The Unreal Engine Is Now Free For All Developers


In 2014, the Unreal Engine moved to something of a subscription model. If you wanted to use the engine you had to pay $19 per month. Now? Tim Sweeney of Epic Games has announced that the engine is free. Yep, the Unreal Engine has totally just gone free-to-play.

There is a slight catch. In Tim Sweeney’s words:

You can download the engine and use it for everything from game development, education, architecture, and visualization to VR, film and animation. When you ship a game or application, you pay a 5% royalty on gross revenue after the first $3,000 per product, per quarter. It’s a simple arrangement in which we succeed only when you succeed.

I say ‘catch’, but in reality it’s totally fair, and most developers are celebrating.
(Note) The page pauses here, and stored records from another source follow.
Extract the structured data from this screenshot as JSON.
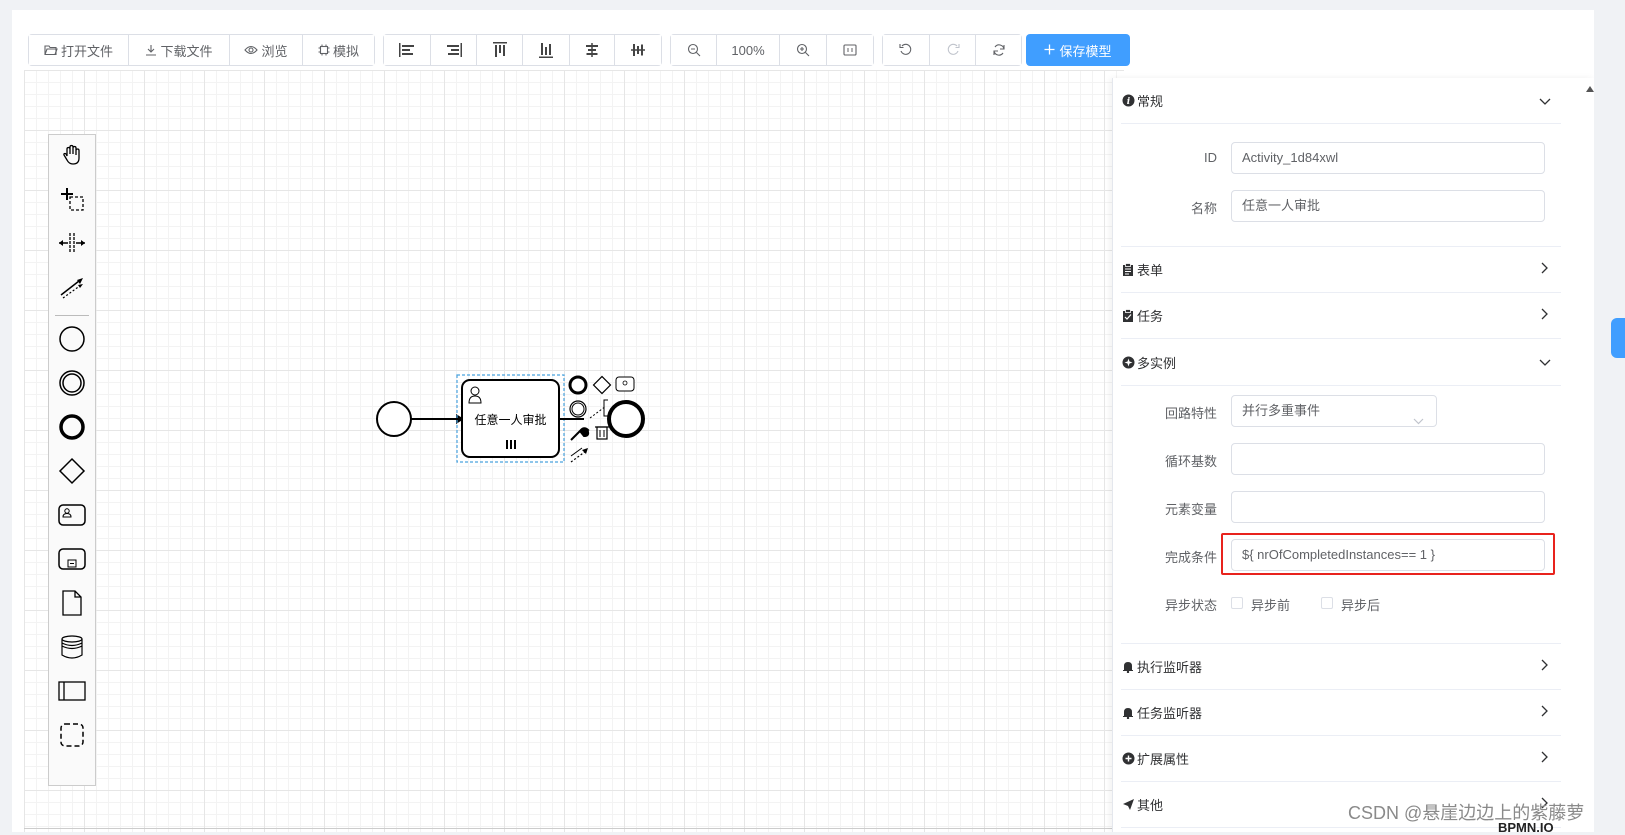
{
  "toolbar": {
    "file_group": [
      {
        "label": "打开文件",
        "icon": "folder-open-icon"
      },
      {
        "label": "下载文件",
        "icon": "download-icon"
      },
      {
        "label": "浏览",
        "icon": "eye-icon"
      },
      {
        "label": "模拟",
        "icon": "chip-icon"
      }
    ],
    "align_group": [
      "align-left-icon",
      "align-right-icon",
      "align-top-icon",
      "align-bottom-icon",
      "align-center-icon",
      "align-middle-icon"
    ],
    "zoom": {
      "out_icon": "zoom-out-icon",
      "level": "100%",
      "in_icon": "zoom-in-icon",
      "fit_icon": "fit-screen-icon"
    },
    "history_group": [
      "undo-icon",
      "redo-icon",
      "refresh-icon"
    ],
    "save_label": "保存模型"
  },
  "palette": [
    "hand-tool-icon",
    "lasso-tool-icon",
    "space-tool-icon",
    "connect-tool-icon",
    "start-event-icon",
    "intermediate-event-icon",
    "end-event-icon",
    "gateway-icon",
    "user-task-icon",
    "subprocess-icon",
    "data-object-icon",
    "data-store-icon",
    "pool-icon",
    "group-icon"
  ],
  "diagram": {
    "task_label": "任意一人审批"
  },
  "panel": {
    "general": {
      "title": "常规",
      "id_label": "ID",
      "id_value": "Activity_1d84xwl",
      "name_label": "名称",
      "name_value": "任意一人审批"
    },
    "form_title": "表单",
    "task_title": "任务",
    "multi": {
      "title": "多实例",
      "loop_label": "回路特性",
      "loop_value": "并行多重事件",
      "cardinality_label": "循环基数",
      "cardinality_value": "",
      "element_var_label": "元素变量",
      "element_var_value": "",
      "completion_label": "完成条件",
      "completion_value": "${ nrOfCompletedInstances== 1 }",
      "async_label": "异步状态",
      "async_before": "异步前",
      "async_after": "异步后"
    },
    "exec_listener_title": "执行监听器",
    "task_listener_title": "任务监听器",
    "ext_props_title": "扩展属性",
    "other_title": "其他"
  },
  "watermark": "CSDN @悬崖边边上的紫藤萝",
  "bottom_partial": "BPMN.IO"
}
At the moment, most hobbyists and small development teams tend to use Unity for their gaming projects, not just because it’s a great tool for making video games, but also because it’s free. I suspect this move will attract many of these smaller developers to consider using the Unreal Engine for their work.

For Tim Sweeney, this is a chance to help reward and further grow the community of developers using the Unreal Engine.

The past year has been a whirlwind for everyone at Epic Games. Our community has grown tremendously. The quality and variety of creative work being done has been breathtaking. When we asked people to submit their projects to be shown this year at GDC, we had the challenge of picking just 8 from over 100 finalists that were all good enough to show.

The state of Unreal is strong, and we’ve realized that as we take away barriers, more people are able to fulfill their creative visions and shape the future of the medium we love. That’s why we’re taking away the last barrier to entry, and going free.

In addition: anyone who has ever paid for an Unreal Engine subscription will be provided with $30 worth of credit to spend in the Unreal Engine Marketplace.

I’m looking forward to seeing how this affects the games themselves. Will this result in an increased amount of cool, smaller projects being built? I hope so.